Winters gains no pleasure from this, repeating what is a bit of a mantra: it is just football. “I think the ideal scenario would have been I’d come up here and Doddsy would have stayed, and there wouldn’t have been a swap deal, but it’s just the way it was. Everybody loved Doddsy, but I just had to forget about that and concentrate on what I can do.”

Manager Ebbe Skovdahl will continue to utilise Winters’ talents, though the mild-mannered Dane seems resigned to losing him eventually: “I will play him, as long as he gives everything. It would be wrong to do anything to put him under extra pressure, as I don’t think we’ll get anything out of that. There’s a big chance of [him leaving]. I don’t think we can live up to what he and his agent require. But I don’t know if it is Robbie who has to change his opinion, or the agent.”

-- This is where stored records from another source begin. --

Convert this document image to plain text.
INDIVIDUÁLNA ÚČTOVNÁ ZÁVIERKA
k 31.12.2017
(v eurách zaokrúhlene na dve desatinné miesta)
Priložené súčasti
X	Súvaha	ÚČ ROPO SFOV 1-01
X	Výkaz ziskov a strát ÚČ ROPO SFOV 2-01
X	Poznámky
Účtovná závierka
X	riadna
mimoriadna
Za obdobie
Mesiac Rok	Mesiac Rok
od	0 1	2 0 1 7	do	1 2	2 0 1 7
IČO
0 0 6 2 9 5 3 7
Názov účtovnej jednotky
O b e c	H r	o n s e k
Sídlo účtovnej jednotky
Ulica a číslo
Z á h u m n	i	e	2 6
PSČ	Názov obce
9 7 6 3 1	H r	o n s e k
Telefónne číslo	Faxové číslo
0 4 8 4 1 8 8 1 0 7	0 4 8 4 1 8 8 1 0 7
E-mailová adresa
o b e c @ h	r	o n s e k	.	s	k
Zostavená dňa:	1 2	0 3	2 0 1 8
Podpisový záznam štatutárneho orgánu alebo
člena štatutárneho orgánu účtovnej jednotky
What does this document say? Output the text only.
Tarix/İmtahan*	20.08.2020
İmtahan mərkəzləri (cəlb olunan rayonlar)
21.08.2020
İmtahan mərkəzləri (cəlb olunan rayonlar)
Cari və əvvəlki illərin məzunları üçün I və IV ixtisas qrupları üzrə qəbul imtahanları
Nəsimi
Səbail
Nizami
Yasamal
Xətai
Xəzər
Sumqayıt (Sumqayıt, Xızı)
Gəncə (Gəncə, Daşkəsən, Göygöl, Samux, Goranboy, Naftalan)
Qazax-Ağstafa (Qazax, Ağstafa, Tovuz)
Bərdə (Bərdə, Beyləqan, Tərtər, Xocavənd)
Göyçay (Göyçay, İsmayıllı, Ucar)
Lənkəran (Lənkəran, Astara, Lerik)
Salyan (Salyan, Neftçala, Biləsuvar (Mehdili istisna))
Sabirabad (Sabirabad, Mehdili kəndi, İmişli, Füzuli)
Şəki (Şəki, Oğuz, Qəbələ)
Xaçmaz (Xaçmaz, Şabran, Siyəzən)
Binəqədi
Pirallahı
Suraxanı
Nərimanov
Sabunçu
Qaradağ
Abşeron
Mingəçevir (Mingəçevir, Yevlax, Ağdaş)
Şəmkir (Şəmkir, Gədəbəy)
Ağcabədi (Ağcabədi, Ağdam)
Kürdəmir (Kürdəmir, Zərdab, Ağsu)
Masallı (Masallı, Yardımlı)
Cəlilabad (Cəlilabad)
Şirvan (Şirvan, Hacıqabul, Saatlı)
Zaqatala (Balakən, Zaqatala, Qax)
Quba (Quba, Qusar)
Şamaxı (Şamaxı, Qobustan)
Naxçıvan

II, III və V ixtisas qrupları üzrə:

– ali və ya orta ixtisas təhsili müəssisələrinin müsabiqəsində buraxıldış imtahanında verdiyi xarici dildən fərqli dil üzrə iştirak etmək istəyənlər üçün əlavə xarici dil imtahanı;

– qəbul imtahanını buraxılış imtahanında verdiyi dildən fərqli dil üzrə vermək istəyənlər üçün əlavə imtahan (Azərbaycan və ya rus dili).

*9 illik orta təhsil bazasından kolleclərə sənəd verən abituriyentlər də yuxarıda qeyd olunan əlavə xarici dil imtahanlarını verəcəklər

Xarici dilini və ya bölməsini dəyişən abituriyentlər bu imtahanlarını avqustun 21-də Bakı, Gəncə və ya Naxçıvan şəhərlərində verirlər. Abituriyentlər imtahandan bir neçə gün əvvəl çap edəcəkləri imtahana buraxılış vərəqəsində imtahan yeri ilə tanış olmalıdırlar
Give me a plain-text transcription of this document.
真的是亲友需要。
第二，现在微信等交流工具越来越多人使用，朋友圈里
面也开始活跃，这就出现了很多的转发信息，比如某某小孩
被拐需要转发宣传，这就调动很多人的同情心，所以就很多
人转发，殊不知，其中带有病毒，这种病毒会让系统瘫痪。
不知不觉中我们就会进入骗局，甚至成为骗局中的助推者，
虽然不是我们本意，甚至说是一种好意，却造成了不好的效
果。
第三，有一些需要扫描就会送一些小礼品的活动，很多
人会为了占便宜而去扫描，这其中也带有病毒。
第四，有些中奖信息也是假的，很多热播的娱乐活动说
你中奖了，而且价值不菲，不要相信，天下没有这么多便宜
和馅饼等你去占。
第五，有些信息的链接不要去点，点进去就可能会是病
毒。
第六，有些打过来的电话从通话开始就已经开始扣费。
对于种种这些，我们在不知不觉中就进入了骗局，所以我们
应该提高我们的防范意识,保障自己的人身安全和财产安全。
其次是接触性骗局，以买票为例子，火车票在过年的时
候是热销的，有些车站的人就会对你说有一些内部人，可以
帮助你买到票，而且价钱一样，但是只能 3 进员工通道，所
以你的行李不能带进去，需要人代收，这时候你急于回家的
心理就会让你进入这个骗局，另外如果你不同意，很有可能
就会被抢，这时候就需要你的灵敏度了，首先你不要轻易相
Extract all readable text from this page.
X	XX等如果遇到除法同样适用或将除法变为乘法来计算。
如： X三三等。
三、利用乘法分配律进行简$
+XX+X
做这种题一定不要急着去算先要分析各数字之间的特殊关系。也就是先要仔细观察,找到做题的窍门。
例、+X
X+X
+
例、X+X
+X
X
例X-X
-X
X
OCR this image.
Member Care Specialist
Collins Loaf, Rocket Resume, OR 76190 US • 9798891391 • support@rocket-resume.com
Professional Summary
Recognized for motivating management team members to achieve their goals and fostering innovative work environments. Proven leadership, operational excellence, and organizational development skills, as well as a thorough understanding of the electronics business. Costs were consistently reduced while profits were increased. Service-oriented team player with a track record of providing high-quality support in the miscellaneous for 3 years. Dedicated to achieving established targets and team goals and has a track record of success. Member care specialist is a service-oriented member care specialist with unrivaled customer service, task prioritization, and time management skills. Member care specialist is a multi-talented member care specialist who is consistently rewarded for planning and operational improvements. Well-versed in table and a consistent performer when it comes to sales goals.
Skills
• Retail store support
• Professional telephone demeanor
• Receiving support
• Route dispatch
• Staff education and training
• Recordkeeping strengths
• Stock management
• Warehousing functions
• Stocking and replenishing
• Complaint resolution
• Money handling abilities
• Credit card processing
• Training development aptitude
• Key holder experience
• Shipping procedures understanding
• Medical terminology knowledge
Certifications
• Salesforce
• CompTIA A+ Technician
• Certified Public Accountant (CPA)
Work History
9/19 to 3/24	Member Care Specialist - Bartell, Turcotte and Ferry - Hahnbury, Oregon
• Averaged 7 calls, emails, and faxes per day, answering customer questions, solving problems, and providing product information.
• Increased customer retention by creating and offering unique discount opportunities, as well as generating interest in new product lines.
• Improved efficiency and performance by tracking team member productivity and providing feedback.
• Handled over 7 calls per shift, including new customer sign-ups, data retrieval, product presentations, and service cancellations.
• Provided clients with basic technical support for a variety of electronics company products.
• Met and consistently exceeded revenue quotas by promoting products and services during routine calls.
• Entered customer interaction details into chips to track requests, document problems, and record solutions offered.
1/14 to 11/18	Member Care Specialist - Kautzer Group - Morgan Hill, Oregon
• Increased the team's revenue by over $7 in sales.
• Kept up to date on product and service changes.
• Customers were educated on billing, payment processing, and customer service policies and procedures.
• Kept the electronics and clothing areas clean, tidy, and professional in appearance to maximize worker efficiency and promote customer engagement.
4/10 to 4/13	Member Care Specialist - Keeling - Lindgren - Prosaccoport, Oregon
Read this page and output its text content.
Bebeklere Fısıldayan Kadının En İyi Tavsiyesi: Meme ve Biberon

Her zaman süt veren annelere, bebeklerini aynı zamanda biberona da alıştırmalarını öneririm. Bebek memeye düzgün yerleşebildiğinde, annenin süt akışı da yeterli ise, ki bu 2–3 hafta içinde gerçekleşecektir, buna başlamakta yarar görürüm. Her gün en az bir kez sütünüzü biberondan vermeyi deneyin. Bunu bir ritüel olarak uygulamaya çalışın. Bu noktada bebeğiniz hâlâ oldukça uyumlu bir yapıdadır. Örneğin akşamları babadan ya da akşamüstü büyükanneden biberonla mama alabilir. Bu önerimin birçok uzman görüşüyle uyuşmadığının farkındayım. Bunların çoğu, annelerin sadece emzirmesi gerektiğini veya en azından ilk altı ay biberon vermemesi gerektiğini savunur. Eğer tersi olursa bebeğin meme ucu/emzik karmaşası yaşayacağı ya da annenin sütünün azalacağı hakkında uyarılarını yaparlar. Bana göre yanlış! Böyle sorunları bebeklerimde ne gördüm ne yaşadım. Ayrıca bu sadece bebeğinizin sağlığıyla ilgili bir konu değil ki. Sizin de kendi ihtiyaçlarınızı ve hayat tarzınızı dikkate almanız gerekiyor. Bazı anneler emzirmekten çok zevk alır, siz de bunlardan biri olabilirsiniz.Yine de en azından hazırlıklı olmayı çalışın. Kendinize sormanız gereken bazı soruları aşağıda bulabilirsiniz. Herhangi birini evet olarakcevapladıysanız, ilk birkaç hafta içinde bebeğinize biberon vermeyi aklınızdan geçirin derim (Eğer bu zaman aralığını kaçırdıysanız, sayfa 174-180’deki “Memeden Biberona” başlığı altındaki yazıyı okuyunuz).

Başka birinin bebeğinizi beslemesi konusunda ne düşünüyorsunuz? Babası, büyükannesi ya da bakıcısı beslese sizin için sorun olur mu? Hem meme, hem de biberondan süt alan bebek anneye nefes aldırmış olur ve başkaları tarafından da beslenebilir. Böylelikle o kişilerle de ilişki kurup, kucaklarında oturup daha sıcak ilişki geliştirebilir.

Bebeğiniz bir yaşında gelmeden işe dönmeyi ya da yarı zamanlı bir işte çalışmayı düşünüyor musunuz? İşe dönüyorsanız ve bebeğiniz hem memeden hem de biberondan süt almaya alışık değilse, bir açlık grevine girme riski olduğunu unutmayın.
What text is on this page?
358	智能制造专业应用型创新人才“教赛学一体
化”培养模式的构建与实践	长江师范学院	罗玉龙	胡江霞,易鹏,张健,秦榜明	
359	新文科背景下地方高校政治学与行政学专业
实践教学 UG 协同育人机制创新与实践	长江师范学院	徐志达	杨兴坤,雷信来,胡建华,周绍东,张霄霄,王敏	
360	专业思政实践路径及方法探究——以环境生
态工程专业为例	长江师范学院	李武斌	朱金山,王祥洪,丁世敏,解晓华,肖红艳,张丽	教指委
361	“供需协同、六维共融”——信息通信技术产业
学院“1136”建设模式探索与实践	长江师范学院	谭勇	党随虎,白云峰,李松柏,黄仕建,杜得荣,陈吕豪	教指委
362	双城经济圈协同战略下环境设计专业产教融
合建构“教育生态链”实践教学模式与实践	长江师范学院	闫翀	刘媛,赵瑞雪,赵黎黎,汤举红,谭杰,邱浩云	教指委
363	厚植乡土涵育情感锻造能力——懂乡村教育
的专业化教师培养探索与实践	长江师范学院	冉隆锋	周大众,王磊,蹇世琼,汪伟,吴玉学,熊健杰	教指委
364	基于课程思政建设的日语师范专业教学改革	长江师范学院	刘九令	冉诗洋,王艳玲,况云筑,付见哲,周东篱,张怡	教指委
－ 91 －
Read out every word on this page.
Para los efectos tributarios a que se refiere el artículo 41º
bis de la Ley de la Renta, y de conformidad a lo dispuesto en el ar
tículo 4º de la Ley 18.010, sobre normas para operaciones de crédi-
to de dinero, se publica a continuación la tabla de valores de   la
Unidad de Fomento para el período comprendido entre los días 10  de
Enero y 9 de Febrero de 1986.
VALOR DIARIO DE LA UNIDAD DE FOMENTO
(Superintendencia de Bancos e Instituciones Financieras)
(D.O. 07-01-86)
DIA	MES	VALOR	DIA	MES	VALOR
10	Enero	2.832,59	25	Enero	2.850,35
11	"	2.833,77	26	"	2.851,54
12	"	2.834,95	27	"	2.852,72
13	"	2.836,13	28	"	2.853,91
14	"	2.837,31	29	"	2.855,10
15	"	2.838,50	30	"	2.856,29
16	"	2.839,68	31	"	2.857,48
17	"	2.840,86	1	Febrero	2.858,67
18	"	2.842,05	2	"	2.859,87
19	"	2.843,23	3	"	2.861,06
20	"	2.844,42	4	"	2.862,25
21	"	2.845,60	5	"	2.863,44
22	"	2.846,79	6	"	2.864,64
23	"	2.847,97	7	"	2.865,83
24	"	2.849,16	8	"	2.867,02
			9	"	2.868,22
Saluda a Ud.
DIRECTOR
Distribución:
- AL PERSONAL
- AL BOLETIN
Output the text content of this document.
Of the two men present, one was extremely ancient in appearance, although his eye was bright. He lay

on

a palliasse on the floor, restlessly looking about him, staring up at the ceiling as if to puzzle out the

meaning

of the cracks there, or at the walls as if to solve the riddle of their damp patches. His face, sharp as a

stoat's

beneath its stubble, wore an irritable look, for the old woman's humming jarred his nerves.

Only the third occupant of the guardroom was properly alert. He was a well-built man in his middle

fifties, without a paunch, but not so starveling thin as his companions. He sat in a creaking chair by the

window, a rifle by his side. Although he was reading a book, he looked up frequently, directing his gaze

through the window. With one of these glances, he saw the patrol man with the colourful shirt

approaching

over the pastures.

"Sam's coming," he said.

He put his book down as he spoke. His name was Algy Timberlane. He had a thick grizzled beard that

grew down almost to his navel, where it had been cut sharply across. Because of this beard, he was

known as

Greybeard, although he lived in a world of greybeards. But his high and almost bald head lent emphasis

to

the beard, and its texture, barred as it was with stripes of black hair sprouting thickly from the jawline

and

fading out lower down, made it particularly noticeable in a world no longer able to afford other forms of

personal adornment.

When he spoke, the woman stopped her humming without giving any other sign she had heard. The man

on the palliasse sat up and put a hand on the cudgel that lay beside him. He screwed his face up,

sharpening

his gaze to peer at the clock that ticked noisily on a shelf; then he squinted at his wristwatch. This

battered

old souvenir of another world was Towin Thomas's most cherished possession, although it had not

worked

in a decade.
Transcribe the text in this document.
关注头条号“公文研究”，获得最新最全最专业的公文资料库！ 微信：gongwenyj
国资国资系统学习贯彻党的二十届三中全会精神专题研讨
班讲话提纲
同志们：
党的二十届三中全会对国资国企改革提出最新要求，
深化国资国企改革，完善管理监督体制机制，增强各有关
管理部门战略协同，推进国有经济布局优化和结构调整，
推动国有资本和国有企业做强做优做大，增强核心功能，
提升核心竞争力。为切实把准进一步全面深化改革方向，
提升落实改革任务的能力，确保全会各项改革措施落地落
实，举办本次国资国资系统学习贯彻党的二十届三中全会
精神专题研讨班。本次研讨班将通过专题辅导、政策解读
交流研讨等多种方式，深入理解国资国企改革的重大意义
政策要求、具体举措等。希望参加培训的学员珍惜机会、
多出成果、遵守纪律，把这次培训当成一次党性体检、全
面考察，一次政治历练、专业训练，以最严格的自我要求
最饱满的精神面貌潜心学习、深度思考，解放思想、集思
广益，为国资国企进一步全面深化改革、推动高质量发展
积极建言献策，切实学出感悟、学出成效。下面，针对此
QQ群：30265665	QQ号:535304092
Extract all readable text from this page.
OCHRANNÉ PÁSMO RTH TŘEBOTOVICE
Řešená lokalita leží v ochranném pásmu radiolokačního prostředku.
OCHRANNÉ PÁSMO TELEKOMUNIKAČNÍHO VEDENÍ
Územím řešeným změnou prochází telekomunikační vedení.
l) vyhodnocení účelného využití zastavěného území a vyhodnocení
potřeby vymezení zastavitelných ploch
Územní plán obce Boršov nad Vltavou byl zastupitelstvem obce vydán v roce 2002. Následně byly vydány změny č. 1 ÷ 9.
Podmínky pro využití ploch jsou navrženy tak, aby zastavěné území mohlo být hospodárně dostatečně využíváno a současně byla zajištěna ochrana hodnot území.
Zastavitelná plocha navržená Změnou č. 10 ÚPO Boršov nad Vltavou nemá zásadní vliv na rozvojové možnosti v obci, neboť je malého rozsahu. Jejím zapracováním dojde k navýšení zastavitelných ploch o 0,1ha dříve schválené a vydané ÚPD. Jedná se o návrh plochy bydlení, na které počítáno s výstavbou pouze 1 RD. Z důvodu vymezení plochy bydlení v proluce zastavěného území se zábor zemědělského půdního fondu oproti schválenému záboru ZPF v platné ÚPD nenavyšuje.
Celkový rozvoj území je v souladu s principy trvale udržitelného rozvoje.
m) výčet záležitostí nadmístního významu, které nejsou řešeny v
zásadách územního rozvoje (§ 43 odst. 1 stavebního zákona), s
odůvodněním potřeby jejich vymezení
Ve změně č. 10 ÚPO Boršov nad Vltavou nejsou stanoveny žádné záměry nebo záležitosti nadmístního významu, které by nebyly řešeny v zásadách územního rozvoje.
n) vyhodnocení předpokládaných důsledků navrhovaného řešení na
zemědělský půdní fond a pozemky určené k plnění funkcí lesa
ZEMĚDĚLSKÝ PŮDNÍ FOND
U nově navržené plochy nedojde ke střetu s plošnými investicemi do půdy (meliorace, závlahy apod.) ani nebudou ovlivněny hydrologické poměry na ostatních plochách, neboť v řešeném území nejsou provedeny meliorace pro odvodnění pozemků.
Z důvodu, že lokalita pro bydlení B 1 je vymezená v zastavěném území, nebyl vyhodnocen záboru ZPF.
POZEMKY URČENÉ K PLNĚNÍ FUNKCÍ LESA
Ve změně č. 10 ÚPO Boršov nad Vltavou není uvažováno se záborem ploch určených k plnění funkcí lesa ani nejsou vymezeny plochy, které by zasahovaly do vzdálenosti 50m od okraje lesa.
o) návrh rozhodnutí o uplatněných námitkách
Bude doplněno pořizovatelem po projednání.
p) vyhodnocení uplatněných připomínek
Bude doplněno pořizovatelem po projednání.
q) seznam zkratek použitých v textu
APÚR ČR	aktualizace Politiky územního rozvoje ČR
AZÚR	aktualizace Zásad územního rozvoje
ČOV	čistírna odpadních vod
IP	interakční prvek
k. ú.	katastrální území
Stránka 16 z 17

Whether Winters is working under Skovdahl or another manager next season – he has been linked with Wimbledon, Manchester City and Bradford when Jim Jefferies, a long-term admirer, was there – he might wish to catch the eye of new Scotland coach Bertie Vogts. Scoring goals tends to arouse interest when it comes to the national team: Winters gained a cap against Germany in the friendly victory in Bremen in 1999.

He deals with most topics in relaxed fashion. Take the ugly scenes at Pittodrie during the Rangers game when Winters, while attempting to take a corner, was struck on the head by a coin. In a TV interview after the match, he made light of the unsavoury incident, joking that if the coin was bigger it would have left a larger bump. “I think it was more of a shock than anything,” he says. “There were coins and lighters flying by, but you’ve just got to get on with the game. You can’t do anything.”

Watching him tomorrow will be brother David, who is following in his footsteps at Tannadice. They faced each other at Pittodrie last weekend – among their similarities is their running style, as pointed out by their mother. Robbie is encouraging of David, seven years his junior. “He’d come to my games when he was young and I’d ask him what he wanted to do. He’d say: ‘Play football’. Well he’s doing it now.”

He talks happily about the club spirit at Pittodrie, as those lively Young brothers bounce through the room, and he describes “the nice life up here”. ‘Here’ may be a different place in a few months’ time, but for now Robbie Winters has a key part to play for an Aberdeen side with targets.